The two basic requirements for simple ecommerce are:

  • A shopping cart
  • a way to process payments

There is, of course, more than one solution, but as a starting point we shall compare an all-inclusive provider (PayPal) and a generic payment processor coupled with an off the shelf shopping cart. A processor such as PayPal will combine a payments interface (with shopping cart), but be fairly restrictive, while payment processors are slightly more complex to interface with.

Software Development Ecommerce Solution Web Development

Ecommerce Basics

Before we look at the actual order and payment process itself, we should familiarise ourselves with some basic ecommerce principles. The starting point is, of course, the customer selecting one or more items from the store, and proceeding to the checkout with their 'shopping cart' of goods.

Once payment has been accepted, and the goods shipped, one might think that the transaction is complete. However, we also need to be aware that there might be disputes (goods not arriving or fraudulent orders), returned goods and other refunds.

Ideally, when looking for a payments processor, it is useful to have some protection against fraudulent payments, otherwise you can find yourself liable to return the money. PayPal, for example, offers some protection, and a refund mechanism in which the fees that you paid to receive the money is also refunded.

Handling returns is also part of the equation, but here it is the vendor (or site owner) that makes the choice as to whether to accept returns in the first place, and subsequently how to handle refunds in cases where goods are returned.

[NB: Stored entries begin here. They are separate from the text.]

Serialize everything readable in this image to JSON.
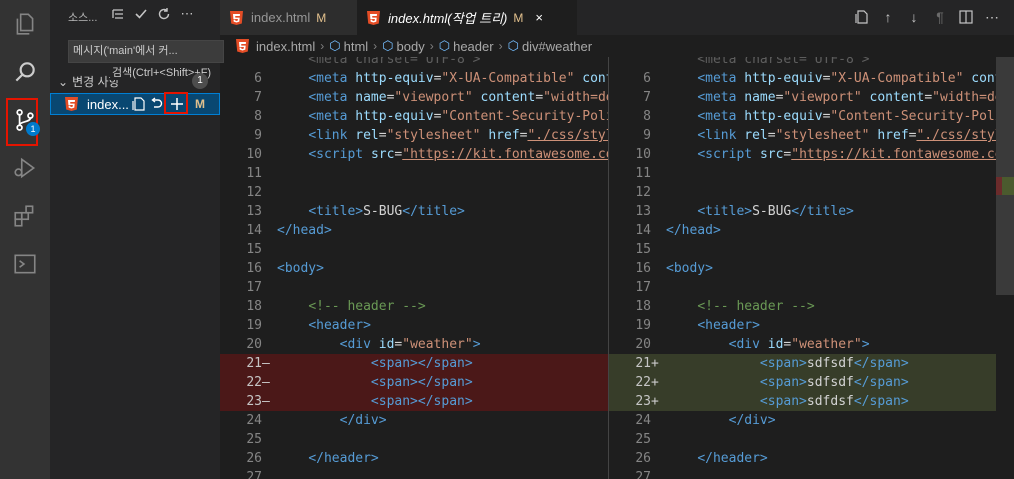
{
  "activity_bar": {
    "scm_badge": "1"
  },
  "sidebar": {
    "title": "소스...",
    "tooltip_commit": "메시지('main'에서 커...",
    "tooltip_search": "검색(Ctrl+<Shift>+F)",
    "changes_header": "변경 사항",
    "changes_count": "1",
    "file": {
      "name": "index...",
      "status": "M"
    }
  },
  "tabs": [
    {
      "label": "index.html",
      "status": "M"
    },
    {
      "label": "index.html(작업 트리)",
      "status": "M",
      "close": "×"
    }
  ],
  "breadcrumb": [
    "index.html",
    "html",
    "body",
    "header",
    "div#weather"
  ],
  "editor": {
    "left": [
      {
        "n": "",
        "marker": "",
        "kind": "plain",
        "code": [
          [
            "t-txt",
            "    <meta charset=\"UTF-8\">"
          ]
        ]
      },
      {
        "n": "6",
        "marker": "",
        "kind": "plain",
        "code": [
          [
            "t-txt",
            "    "
          ],
          [
            "t-tag",
            "<meta "
          ],
          [
            "t-attr",
            "http-equiv"
          ],
          [
            "t-txt",
            "="
          ],
          [
            "t-str",
            "\"X-UA-Compatible\""
          ],
          [
            "t-txt",
            " "
          ],
          [
            "t-attr",
            "cont"
          ]
        ]
      },
      {
        "n": "7",
        "marker": "",
        "kind": "plain",
        "code": [
          [
            "t-txt",
            "    "
          ],
          [
            "t-tag",
            "<meta "
          ],
          [
            "t-attr",
            "name"
          ],
          [
            "t-txt",
            "="
          ],
          [
            "t-str",
            "\"viewport\""
          ],
          [
            "t-txt",
            " "
          ],
          [
            "t-attr",
            "content"
          ],
          [
            "t-txt",
            "="
          ],
          [
            "t-str",
            "\"width=de"
          ]
        ]
      },
      {
        "n": "8",
        "marker": "",
        "kind": "plain",
        "code": [
          [
            "t-txt",
            "    "
          ],
          [
            "t-tag",
            "<meta "
          ],
          [
            "t-attr",
            "http-equiv"
          ],
          [
            "t-txt",
            "="
          ],
          [
            "t-str",
            "\"Content-Security-Poli"
          ]
        ]
      },
      {
        "n": "9",
        "marker": "",
        "kind": "plain",
        "code": [
          [
            "t-txt",
            "    "
          ],
          [
            "t-tag",
            "<link "
          ],
          [
            "t-attr",
            "rel"
          ],
          [
            "t-txt",
            "="
          ],
          [
            "t-str",
            "\"stylesheet\""
          ],
          [
            "t-txt",
            " "
          ],
          [
            "t-attr",
            "href"
          ],
          [
            "t-txt",
            "="
          ],
          [
            "t-link",
            "\"./css/styl"
          ]
        ]
      },
      {
        "n": "10",
        "marker": "",
        "kind": "plain",
        "code": [
          [
            "t-txt",
            "    "
          ],
          [
            "t-tag",
            "<script "
          ],
          [
            "t-attr",
            "src"
          ],
          [
            "t-txt",
            "="
          ],
          [
            "t-link",
            "\"https://kit.fontawesome.co"
          ]
        ]
      },
      {
        "n": "11",
        "marker": "",
        "kind": "plain",
        "code": []
      },
      {
        "n": "12",
        "marker": "",
        "kind": "plain",
        "code": []
      },
      {
        "n": "13",
        "marker": "",
        "kind": "plain",
        "code": [
          [
            "t-txt",
            "    "
          ],
          [
            "t-tag",
            "<title>"
          ],
          [
            "t-txt",
            "S-BUG"
          ],
          [
            "t-tag",
            "</title>"
          ]
        ]
      },
      {
        "n": "14",
        "marker": "",
        "kind": "plain",
        "code": [
          [
            "t-tag",
            "</head>"
          ]
        ]
      },
      {
        "n": "15",
        "marker": "",
        "kind": "plain",
        "code": []
      },
      {
        "n": "16",
        "marker": "",
        "kind": "plain",
        "code": [
          [
            "t-tag",
            "<body>"
          ]
        ]
      },
      {
        "n": "17",
        "marker": "",
        "kind": "plain",
        "code": []
      },
      {
        "n": "18",
        "marker": "",
        "kind": "plain",
        "code": [
          [
            "t-txt",
            "    "
          ],
          [
            "t-com",
            "<!-- header -->"
          ]
        ]
      },
      {
        "n": "19",
        "marker": "",
        "kind": "plain",
        "code": [
          [
            "t-txt",
            "    "
          ],
          [
            "t-tag",
            "<header>"
          ]
        ]
      },
      {
        "n": "20",
        "marker": "",
        "kind": "plain",
        "code": [
          [
            "t-txt",
            "        "
          ],
          [
            "t-tag",
            "<div "
          ],
          [
            "t-attr",
            "id"
          ],
          [
            "t-txt",
            "="
          ],
          [
            "t-str",
            "\"weather\""
          ],
          [
            "t-tag",
            ">"
          ]
        ]
      },
      {
        "n": "21",
        "marker": "—",
        "kind": "del",
        "code": [
          [
            "t-txt",
            "            "
          ],
          [
            "t-tag",
            "<span></span>"
          ]
        ]
      },
      {
        "n": "22",
        "marker": "—",
        "kind": "del",
        "code": [
          [
            "t-txt",
            "            "
          ],
          [
            "t-tag",
            "<span></span>"
          ]
        ]
      },
      {
        "n": "23",
        "marker": "—",
        "kind": "del",
        "code": [
          [
            "t-txt",
            "            "
          ],
          [
            "t-tag",
            "<span></span>"
          ]
        ]
      },
      {
        "n": "24",
        "marker": "",
        "kind": "plain",
        "code": [
          [
            "t-txt",
            "        "
          ],
          [
            "t-tag",
            "</div>"
          ]
        ]
      },
      {
        "n": "25",
        "marker": "",
        "kind": "plain",
        "code": []
      },
      {
        "n": "26",
        "marker": "",
        "kind": "plain",
        "code": [
          [
            "t-txt",
            "    "
          ],
          [
            "t-tag",
            "</header>"
          ]
        ]
      },
      {
        "n": "27",
        "marker": "",
        "kind": "plain",
        "code": []
      }
    ],
    "right": [
      {
        "n": "",
        "marker": "",
        "kind": "plain",
        "code": [
          [
            "t-txt",
            "    <meta charset=\"UTF-8\">"
          ]
        ]
      },
      {
        "n": "6",
        "marker": "",
        "kind": "plain",
        "code": [
          [
            "t-txt",
            "    "
          ],
          [
            "t-tag",
            "<meta "
          ],
          [
            "t-attr",
            "http-equiv"
          ],
          [
            "t-txt",
            "="
          ],
          [
            "t-str",
            "\"X-UA-Compatible\""
          ],
          [
            "t-txt",
            " "
          ],
          [
            "t-attr",
            "cont"
          ]
        ]
      },
      {
        "n": "7",
        "marker": "",
        "kind": "plain",
        "code": [
          [
            "t-txt",
            "    "
          ],
          [
            "t-tag",
            "<meta "
          ],
          [
            "t-attr",
            "name"
          ],
          [
            "t-txt",
            "="
          ],
          [
            "t-str",
            "\"viewport\""
          ],
          [
            "t-txt",
            " "
          ],
          [
            "t-attr",
            "content"
          ],
          [
            "t-txt",
            "="
          ],
          [
            "t-str",
            "\"width=de"
          ]
        ]
      },
      {
        "n": "8",
        "marker": "",
        "kind": "plain",
        "code": [
          [
            "t-txt",
            "    "
          ],
          [
            "t-tag",
            "<meta "
          ],
          [
            "t-attr",
            "http-equiv"
          ],
          [
            "t-txt",
            "="
          ],
          [
            "t-str",
            "\"Content-Security-Poli"
          ]
        ]
      },
      {
        "n": "9",
        "marker": "",
        "kind": "plain",
        "code": [
          [
            "t-txt",
            "    "
          ],
          [
            "t-tag",
            "<link "
          ],
          [
            "t-attr",
            "rel"
          ],
          [
            "t-txt",
            "="
          ],
          [
            "t-str",
            "\"stylesheet\""
          ],
          [
            "t-txt",
            " "
          ],
          [
            "t-attr",
            "href"
          ],
          [
            "t-txt",
            "="
          ],
          [
            "t-link",
            "\"./css/styl"
          ]
        ]
      },
      {
        "n": "10",
        "marker": "",
        "kind": "plain",
        "code": [
          [
            "t-txt",
            "    "
          ],
          [
            "t-tag",
            "<script "
          ],
          [
            "t-attr",
            "src"
          ],
          [
            "t-txt",
            "="
          ],
          [
            "t-link",
            "\"https://kit.fontawesome.co"
          ]
        ]
      },
      {
        "n": "11",
        "marker": "",
        "kind": "plain",
        "code": []
      },
      {
        "n": "12",
        "marker": "",
        "kind": "plain",
        "code": []
      },
      {
        "n": "13",
        "marker": "",
        "kind": "plain",
        "code": [
          [
            "t-txt",
            "    "
          ],
          [
            "t-tag",
            "<title>"
          ],
          [
            "t-txt",
            "S-BUG"
          ],
          [
            "t-tag",
            "</title>"
          ]
        ]
      },
      {
        "n": "14",
        "marker": "",
        "kind": "plain",
        "code": [
          [
            "t-tag",
            "</head>"
          ]
        ]
      },
      {
        "n": "15",
        "marker": "",
        "kind": "plain",
        "code": []
      },
      {
        "n": "16",
        "marker": "",
        "kind": "plain",
        "code": [
          [
            "t-tag",
            "<body>"
          ]
        ]
      },
      {
        "n": "17",
        "marker": "",
        "kind": "plain",
        "code": []
      },
      {
        "n": "18",
        "marker": "",
        "kind": "plain",
        "code": [
          [
            "t-txt",
            "    "
          ],
          [
            "t-com",
            "<!-- header -->"
          ]
        ]
      },
      {
        "n": "19",
        "marker": "",
        "kind": "plain",
        "code": [
          [
            "t-txt",
            "    "
          ],
          [
            "t-tag",
            "<header>"
          ]
        ]
      },
      {
        "n": "20",
        "marker": "",
        "kind": "plain",
        "code": [
          [
            "t-txt",
            "        "
          ],
          [
            "t-tag",
            "<div "
          ],
          [
            "t-attr",
            "id"
          ],
          [
            "t-txt",
            "="
          ],
          [
            "t-str",
            "\"weather\""
          ],
          [
            "t-tag",
            ">"
          ]
        ]
      },
      {
        "n": "21",
        "marker": "+",
        "kind": "ins",
        "code": [
          [
            "t-txt",
            "            "
          ],
          [
            "t-tag",
            "<span>"
          ],
          [
            "t-txt",
            "sdfsdf"
          ],
          [
            "t-tag",
            "</span>"
          ]
        ]
      },
      {
        "n": "22",
        "marker": "+",
        "kind": "ins",
        "code": [
          [
            "t-txt",
            "            "
          ],
          [
            "t-tag",
            "<span>"
          ],
          [
            "t-txt",
            "sdfsdf"
          ],
          [
            "t-tag",
            "</span>"
          ]
        ]
      },
      {
        "n": "23",
        "marker": "+",
        "kind": "ins",
        "code": [
          [
            "t-txt",
            "            "
          ],
          [
            "t-tag",
            "<span>"
          ],
          [
            "t-txt",
            "sdfdsf"
          ],
          [
            "t-tag",
            "</span>"
          ]
        ]
      },
      {
        "n": "24",
        "marker": "",
        "kind": "plain",
        "code": [
          [
            "t-txt",
            "        "
          ],
          [
            "t-tag",
            "</div>"
          ]
        ]
      },
      {
        "n": "25",
        "marker": "",
        "kind": "plain",
        "code": []
      },
      {
        "n": "26",
        "marker": "",
        "kind": "plain",
        "code": [
          [
            "t-txt",
            "    "
          ],
          [
            "t-tag",
            "</header>"
          ]
        ]
      },
      {
        "n": "27",
        "marker": "",
        "kind": "plain",
        "code": []
      }
    ]
  },
  "colors": {
    "accent": "#007acc",
    "highlight_box": "#e51400",
    "deleted_line": "#4b1818",
    "inserted_line": "#373d29",
    "modified": "#e2c08d"
  }
}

Automating the Payment Process

Clearly one of the advantages of selling over the internet is the reduction of costs leading to higher profits. Following this through, reducing the human processing required to accept payments will also increase profit margins.

So, in choosing a processor, the aim should be to find a payment gateway that automates the process as far as possible. The alternative is to create code (or pay a programmer to create code) to build an interface that automates the entire payment process.

The payment part is easily automated by necessity – part of the authorisation and payment process could be done manually, but that would require staff present around the clock to handle telephone payments. So, the automation has grown out of necessity, and hence made as easy as possible.

The Payment Process

The basic payment process can be broken down into steps. Each step requires some form of validation, and this validation can, in some circumstances, actually cost money if not correctly implemented. The most obvious example is an incorrect shipping address; costs will likely manifest themselves in undelivered goods and subsequent refunds or resending of purchases.

However, errors in the shopping cart itself can also lead to costs; incorrectly handling multiple occurrences of goods in the basket, erroneous sales tax calculations, and improper shipping charges being among the more common. A good implementation team will iron all these out as a matter of course.

Card pre-validation is another aspect where a seemingly easy fix can prove expensive. Remember that each access to the payment gateway costs money, and if a card number is incorrectly typed, you will pay just to find that out. A correct implementation will check the final digit against a calculated value (called a Luhn check) and detect the vast marjority of typing errors.

Finally, the actual payment processing can take some time, so be sure that the system that is implemented shows appropriate messages, and deals correctly with accidental multiple clicks. Otherwise, users will be at best frustrated, or at worse, posting multiple orders which will have to be refunded.

PayPal as a Payments Processor

While the preceding examples have all assumed that a third party gateway processor has been used, PayPal actually offers most of the above. However, there is a slight penalty in the higher fees charged by PayPal to receive money, and a slightly limiting shopping cart system.

However, a good coding team will be able to interface with the cart, providing a higher level of flexibility. Many of the problems associated with charge backs and fraud can be eliminated by using PayPal, and some protection is afforded to both parties in the transaction. For high volume sales, however, a gateway processor is usually the best option.